Denise wine shops set to take Singapore by storm

by Jenny Tan

Denise, a wine retail chain with 18 stores in Malaysia, is invading the rather conservative wine retail scene in Singapore in a big way, with a planned investment estimated at S$4 million ( 2m). In just the four months to Christmas this year, 10 stores will be opened. By the end of next year, Denise plans to have at least 20 stores on the island. Compared to Malaysia, which is developing, Singapore is a mature market, asserts David Lim. Yet there are few neighbourhood wine shops where consumers can grab a bottle for that last minute dinner party.
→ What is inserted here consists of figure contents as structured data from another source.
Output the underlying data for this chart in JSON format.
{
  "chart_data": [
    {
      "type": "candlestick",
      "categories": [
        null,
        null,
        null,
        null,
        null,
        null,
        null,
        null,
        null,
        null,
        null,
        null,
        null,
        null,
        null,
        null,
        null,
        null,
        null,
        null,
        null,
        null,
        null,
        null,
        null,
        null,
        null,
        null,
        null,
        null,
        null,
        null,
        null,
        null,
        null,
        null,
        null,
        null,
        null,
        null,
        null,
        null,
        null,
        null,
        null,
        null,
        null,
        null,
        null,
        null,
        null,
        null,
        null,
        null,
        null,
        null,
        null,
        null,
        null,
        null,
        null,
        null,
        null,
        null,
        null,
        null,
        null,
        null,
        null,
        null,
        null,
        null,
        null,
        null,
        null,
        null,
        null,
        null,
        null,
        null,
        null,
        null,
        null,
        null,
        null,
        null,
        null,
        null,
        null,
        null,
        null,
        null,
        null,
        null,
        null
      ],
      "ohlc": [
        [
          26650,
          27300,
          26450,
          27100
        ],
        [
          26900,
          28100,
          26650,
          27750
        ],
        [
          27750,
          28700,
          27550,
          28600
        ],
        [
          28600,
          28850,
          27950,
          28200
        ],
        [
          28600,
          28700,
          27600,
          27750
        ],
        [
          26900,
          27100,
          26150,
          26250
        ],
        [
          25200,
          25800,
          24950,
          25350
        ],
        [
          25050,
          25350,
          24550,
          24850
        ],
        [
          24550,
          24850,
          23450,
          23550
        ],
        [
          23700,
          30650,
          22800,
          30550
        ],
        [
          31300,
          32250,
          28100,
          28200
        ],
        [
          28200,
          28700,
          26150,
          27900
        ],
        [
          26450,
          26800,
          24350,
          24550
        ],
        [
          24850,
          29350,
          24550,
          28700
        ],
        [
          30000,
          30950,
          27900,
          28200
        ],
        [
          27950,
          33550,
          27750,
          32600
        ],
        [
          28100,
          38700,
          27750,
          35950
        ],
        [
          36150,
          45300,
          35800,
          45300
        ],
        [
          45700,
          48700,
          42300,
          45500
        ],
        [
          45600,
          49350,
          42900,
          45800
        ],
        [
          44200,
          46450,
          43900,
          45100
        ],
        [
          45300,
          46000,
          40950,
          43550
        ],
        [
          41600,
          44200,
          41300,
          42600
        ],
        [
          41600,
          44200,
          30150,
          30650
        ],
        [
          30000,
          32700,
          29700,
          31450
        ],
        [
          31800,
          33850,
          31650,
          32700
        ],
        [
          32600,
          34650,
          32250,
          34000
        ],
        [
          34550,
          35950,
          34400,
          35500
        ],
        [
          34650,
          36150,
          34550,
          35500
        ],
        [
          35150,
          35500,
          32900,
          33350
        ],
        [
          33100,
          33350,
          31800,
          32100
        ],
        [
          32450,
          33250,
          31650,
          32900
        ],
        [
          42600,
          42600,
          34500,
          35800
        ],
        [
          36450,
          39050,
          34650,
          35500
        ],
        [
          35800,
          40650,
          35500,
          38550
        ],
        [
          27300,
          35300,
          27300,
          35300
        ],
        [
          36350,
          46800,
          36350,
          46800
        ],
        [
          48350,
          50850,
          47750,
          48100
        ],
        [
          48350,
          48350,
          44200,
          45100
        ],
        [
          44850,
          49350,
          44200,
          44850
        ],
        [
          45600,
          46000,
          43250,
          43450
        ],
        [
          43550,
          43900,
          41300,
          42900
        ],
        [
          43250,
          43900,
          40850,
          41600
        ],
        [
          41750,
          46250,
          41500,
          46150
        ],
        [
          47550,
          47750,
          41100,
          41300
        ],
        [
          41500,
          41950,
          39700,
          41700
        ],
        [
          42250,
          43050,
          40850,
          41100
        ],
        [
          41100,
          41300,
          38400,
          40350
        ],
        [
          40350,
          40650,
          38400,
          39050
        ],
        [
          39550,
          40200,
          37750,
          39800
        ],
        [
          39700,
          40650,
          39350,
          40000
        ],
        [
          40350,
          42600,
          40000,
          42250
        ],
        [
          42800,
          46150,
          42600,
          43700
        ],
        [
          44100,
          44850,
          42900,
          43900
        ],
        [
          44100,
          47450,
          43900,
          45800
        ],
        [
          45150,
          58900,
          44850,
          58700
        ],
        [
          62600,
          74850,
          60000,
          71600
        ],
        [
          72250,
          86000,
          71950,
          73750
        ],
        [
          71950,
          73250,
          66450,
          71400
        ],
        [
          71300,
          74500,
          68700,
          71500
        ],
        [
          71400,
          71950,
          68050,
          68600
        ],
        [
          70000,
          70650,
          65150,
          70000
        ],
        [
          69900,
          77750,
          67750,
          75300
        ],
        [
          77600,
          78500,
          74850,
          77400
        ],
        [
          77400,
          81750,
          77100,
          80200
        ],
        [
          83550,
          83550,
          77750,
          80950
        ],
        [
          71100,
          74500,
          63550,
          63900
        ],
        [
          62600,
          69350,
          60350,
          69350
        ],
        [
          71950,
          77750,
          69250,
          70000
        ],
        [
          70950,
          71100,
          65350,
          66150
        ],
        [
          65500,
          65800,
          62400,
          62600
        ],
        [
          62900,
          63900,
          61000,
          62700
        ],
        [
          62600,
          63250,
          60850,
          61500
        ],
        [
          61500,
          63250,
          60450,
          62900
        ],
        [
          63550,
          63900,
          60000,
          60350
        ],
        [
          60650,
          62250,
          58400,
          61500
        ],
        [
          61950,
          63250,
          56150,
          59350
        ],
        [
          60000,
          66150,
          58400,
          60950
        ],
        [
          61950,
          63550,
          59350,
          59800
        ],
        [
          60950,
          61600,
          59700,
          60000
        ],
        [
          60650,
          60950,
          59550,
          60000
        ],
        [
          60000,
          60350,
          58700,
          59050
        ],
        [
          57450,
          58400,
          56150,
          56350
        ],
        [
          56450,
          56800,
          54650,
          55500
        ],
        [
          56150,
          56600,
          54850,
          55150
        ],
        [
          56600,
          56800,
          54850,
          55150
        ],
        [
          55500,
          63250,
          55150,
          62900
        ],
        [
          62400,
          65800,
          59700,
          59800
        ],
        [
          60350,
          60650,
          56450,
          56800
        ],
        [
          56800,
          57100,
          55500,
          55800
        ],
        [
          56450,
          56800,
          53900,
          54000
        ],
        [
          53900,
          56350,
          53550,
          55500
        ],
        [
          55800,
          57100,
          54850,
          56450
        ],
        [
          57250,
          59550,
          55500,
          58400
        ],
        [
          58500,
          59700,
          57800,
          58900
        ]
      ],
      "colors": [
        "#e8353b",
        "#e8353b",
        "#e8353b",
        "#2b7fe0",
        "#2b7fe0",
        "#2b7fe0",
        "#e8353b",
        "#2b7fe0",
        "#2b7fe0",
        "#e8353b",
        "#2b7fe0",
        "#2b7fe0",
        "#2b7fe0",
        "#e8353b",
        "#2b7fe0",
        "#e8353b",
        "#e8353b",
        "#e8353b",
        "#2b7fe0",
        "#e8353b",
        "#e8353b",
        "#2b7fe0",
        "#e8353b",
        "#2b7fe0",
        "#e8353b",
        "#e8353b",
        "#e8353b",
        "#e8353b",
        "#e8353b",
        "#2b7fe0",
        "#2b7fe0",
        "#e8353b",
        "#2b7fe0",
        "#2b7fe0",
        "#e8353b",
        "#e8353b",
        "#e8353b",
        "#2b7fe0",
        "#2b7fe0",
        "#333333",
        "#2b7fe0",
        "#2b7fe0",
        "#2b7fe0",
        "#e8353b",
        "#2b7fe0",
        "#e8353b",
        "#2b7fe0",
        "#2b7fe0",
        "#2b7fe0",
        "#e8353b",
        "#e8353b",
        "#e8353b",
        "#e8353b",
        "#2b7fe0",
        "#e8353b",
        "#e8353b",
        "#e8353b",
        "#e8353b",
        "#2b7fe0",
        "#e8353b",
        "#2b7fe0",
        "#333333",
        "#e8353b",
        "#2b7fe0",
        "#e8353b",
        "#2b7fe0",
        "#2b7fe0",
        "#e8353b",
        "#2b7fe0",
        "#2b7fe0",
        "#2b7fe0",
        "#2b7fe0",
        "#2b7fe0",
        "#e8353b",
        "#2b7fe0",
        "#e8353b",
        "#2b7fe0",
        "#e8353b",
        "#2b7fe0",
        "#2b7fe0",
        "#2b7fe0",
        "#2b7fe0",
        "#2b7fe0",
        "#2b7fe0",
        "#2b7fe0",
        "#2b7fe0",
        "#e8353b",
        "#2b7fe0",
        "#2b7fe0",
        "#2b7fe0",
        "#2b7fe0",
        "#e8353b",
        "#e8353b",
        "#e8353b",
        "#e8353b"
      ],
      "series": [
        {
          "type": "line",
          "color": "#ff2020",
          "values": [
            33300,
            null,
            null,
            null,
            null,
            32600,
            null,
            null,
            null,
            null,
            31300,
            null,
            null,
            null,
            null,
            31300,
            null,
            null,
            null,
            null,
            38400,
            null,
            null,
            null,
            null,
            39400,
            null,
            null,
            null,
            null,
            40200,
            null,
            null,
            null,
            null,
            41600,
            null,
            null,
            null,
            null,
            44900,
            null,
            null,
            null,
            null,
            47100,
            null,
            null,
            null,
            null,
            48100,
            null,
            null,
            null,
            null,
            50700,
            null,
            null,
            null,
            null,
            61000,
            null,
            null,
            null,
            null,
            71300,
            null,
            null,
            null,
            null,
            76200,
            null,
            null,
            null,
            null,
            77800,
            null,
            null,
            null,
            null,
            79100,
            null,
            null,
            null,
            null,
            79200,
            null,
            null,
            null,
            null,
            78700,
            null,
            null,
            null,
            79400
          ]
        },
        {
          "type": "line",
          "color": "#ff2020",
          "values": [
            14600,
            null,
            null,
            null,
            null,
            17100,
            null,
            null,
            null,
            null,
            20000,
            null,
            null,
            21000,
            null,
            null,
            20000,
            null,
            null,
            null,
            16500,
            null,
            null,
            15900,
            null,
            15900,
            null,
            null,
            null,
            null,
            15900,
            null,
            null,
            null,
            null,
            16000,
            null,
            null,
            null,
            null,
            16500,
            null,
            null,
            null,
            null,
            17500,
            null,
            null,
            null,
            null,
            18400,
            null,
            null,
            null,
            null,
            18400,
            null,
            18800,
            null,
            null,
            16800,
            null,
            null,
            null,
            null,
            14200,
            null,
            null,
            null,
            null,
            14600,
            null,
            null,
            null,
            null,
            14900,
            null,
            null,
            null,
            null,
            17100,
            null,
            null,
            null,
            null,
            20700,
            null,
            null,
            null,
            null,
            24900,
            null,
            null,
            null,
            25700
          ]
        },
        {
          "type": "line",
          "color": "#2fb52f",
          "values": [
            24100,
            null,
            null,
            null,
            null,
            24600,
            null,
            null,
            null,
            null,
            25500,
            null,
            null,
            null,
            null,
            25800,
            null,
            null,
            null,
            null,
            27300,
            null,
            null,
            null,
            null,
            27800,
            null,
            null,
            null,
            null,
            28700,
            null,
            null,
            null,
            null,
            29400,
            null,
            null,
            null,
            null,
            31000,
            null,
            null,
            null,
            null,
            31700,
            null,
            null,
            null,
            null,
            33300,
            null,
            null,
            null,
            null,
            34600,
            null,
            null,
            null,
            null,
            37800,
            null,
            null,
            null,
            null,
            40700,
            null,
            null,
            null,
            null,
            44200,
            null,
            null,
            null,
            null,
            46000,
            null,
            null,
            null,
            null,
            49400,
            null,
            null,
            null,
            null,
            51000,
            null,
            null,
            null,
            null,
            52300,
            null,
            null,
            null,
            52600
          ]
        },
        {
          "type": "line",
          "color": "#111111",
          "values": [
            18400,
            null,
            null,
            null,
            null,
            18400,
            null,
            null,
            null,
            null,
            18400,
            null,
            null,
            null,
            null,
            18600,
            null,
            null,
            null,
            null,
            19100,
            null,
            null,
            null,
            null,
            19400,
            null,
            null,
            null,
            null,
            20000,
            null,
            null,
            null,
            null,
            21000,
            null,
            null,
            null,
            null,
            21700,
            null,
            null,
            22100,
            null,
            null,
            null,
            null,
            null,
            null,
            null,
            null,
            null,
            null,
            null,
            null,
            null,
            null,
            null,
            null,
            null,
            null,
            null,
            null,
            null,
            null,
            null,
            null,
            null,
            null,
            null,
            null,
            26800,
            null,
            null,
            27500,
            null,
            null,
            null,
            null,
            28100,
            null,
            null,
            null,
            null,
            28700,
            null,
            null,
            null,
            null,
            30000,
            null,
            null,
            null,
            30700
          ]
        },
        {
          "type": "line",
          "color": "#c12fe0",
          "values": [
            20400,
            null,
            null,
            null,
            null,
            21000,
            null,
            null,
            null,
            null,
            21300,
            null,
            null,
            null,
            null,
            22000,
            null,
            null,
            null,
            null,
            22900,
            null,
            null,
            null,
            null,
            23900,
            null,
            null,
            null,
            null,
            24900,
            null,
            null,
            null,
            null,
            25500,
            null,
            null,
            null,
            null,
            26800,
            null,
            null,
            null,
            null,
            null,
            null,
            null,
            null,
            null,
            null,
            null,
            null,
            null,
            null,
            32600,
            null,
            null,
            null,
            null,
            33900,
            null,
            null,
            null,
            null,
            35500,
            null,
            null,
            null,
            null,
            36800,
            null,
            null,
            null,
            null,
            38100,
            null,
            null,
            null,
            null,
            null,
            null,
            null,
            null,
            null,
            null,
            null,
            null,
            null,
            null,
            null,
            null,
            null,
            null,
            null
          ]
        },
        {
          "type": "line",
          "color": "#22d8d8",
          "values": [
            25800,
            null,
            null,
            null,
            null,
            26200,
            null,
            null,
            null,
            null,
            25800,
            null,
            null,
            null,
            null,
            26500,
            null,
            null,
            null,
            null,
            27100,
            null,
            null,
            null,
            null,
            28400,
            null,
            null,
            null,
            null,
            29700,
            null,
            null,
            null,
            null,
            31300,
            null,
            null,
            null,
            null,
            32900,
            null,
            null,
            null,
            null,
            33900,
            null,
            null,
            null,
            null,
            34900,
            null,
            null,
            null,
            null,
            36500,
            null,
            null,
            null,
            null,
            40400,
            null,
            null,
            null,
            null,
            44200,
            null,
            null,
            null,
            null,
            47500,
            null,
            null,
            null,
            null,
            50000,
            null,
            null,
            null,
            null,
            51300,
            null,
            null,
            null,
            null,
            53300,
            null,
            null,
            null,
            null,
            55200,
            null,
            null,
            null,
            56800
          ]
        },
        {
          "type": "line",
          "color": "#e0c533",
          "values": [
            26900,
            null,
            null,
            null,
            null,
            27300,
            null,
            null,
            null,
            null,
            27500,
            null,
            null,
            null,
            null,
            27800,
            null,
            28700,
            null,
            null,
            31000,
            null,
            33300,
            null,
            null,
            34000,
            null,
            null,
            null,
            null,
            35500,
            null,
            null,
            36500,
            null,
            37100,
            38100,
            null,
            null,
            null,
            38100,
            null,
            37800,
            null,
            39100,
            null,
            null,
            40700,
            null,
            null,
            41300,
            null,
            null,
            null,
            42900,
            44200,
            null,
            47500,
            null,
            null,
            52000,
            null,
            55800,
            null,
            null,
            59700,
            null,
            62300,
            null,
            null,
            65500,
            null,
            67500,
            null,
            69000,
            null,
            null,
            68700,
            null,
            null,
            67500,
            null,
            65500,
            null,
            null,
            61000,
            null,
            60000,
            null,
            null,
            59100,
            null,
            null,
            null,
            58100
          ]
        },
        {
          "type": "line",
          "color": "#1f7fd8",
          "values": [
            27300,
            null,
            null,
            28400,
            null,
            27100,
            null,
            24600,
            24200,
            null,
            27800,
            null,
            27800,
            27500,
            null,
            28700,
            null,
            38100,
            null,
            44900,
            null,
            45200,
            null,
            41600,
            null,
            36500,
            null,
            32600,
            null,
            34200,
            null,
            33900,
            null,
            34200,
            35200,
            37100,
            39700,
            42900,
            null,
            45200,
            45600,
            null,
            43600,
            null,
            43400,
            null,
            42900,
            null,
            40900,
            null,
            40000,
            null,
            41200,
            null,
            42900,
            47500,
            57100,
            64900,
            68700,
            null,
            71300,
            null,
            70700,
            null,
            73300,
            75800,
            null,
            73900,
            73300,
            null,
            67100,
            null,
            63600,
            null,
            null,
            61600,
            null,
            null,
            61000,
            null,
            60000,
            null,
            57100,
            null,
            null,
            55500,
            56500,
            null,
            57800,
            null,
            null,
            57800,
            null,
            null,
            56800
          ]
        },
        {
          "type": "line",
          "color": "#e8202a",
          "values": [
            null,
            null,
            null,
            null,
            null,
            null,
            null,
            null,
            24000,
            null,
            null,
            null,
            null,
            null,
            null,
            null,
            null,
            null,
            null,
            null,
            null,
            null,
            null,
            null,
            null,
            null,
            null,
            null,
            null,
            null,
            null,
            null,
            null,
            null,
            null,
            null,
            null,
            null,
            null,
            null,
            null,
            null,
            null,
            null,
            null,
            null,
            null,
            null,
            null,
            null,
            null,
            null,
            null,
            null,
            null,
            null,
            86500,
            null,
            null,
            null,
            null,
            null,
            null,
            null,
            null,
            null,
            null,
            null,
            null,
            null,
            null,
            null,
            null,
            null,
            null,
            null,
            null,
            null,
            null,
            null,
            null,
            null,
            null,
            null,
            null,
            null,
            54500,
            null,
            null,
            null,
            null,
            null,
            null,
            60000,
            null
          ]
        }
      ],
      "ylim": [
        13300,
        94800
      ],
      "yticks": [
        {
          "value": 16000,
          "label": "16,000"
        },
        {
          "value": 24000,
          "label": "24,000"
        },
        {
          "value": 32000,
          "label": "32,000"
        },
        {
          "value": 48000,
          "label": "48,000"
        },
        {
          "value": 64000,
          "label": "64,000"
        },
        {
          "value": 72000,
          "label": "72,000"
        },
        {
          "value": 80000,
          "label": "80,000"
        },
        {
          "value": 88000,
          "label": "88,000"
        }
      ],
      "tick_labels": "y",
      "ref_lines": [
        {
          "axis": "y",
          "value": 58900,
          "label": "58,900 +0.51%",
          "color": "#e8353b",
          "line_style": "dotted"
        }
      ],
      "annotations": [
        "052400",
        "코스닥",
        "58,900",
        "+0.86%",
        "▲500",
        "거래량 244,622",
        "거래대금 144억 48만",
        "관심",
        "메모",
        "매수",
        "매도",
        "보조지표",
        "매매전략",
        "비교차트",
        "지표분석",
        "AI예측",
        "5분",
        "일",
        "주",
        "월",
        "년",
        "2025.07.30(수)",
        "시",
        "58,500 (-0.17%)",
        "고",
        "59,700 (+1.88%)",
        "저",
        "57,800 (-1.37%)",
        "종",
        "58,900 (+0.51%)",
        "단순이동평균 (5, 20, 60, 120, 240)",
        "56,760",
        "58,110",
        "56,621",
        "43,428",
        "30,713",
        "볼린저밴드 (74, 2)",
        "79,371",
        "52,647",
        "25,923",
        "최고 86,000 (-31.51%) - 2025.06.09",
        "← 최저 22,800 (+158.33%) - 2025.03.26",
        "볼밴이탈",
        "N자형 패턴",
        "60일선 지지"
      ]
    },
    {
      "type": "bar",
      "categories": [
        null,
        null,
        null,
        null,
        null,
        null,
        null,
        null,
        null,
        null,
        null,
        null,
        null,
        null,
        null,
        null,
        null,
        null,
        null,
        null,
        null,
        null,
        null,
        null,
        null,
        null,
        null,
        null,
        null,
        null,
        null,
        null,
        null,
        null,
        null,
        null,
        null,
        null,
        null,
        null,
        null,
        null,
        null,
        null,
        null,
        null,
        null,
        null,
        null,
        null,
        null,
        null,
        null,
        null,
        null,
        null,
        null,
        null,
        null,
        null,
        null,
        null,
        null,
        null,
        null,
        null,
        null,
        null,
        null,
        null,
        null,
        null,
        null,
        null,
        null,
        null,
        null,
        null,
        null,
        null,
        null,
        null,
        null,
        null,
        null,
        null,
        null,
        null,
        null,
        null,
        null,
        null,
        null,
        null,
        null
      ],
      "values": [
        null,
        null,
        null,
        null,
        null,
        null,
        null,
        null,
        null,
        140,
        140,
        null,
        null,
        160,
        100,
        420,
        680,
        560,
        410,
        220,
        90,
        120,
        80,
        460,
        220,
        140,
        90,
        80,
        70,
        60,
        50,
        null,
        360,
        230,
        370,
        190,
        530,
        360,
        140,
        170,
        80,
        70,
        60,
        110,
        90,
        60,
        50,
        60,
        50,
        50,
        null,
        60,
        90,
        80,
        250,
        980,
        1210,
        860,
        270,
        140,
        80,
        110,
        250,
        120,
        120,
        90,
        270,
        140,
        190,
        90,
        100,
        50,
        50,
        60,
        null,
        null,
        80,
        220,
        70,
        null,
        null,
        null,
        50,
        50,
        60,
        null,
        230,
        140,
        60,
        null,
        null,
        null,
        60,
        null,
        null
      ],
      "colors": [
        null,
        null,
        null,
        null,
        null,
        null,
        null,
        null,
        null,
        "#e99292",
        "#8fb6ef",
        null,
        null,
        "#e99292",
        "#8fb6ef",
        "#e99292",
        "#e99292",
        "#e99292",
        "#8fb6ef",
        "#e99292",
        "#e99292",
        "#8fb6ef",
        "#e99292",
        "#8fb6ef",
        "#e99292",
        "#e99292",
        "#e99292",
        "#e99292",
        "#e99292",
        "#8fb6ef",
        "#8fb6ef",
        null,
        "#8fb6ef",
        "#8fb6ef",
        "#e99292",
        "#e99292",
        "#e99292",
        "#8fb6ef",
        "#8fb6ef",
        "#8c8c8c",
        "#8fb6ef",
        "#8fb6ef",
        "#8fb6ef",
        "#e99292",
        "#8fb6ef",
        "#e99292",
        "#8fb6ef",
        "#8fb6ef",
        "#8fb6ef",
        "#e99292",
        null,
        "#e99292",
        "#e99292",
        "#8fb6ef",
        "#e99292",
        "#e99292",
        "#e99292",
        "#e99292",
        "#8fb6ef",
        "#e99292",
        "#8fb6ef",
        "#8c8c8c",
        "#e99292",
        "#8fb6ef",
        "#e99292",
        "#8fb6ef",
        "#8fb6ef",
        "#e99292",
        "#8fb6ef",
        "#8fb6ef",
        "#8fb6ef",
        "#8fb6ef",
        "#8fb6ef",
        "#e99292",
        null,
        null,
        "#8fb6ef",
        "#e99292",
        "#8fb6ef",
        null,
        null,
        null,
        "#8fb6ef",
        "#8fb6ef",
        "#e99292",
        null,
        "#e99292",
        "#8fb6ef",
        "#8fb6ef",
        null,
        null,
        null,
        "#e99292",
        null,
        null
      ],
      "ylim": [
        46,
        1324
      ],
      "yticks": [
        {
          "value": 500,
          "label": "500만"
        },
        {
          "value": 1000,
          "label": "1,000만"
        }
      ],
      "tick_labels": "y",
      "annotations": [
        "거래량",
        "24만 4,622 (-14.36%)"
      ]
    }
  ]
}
This aggressive expansion strategy is not without reason, for it allows the company to commit to larger volumes, which in turn encourages producers to allocate sought-after wines to South East Asia instead of concentrating only on the UK and US markets. This plan has worked. For the Australian winery Two Hands it was the 2,000 cases per order commitment promised by Denise that finally got them interested in the market.
Denise imports most of their wines directly from the producers - and by reducing the number of links in the distribution chain, saves on mark-up costs and possible bad storage in the process. With the S$7 ( 3.5) per bottle tax in Singapore, this also means that an AUD$15 bottle of wine will have, compared to other shops, a more appealing price tag in our chain stores, Lim added.

Other than good pricing, consumers will also have a wide scope of choices, with a targeted 1,500 to 2,000 SKUs, and close to 100 wines with 90 Parker points and above. Another unique factor is their stringent training. The group s programme uses WSET as their benchmark - and cost does not seem to be a factor. Just last week a Lafite 1995 was included in the blind tasting.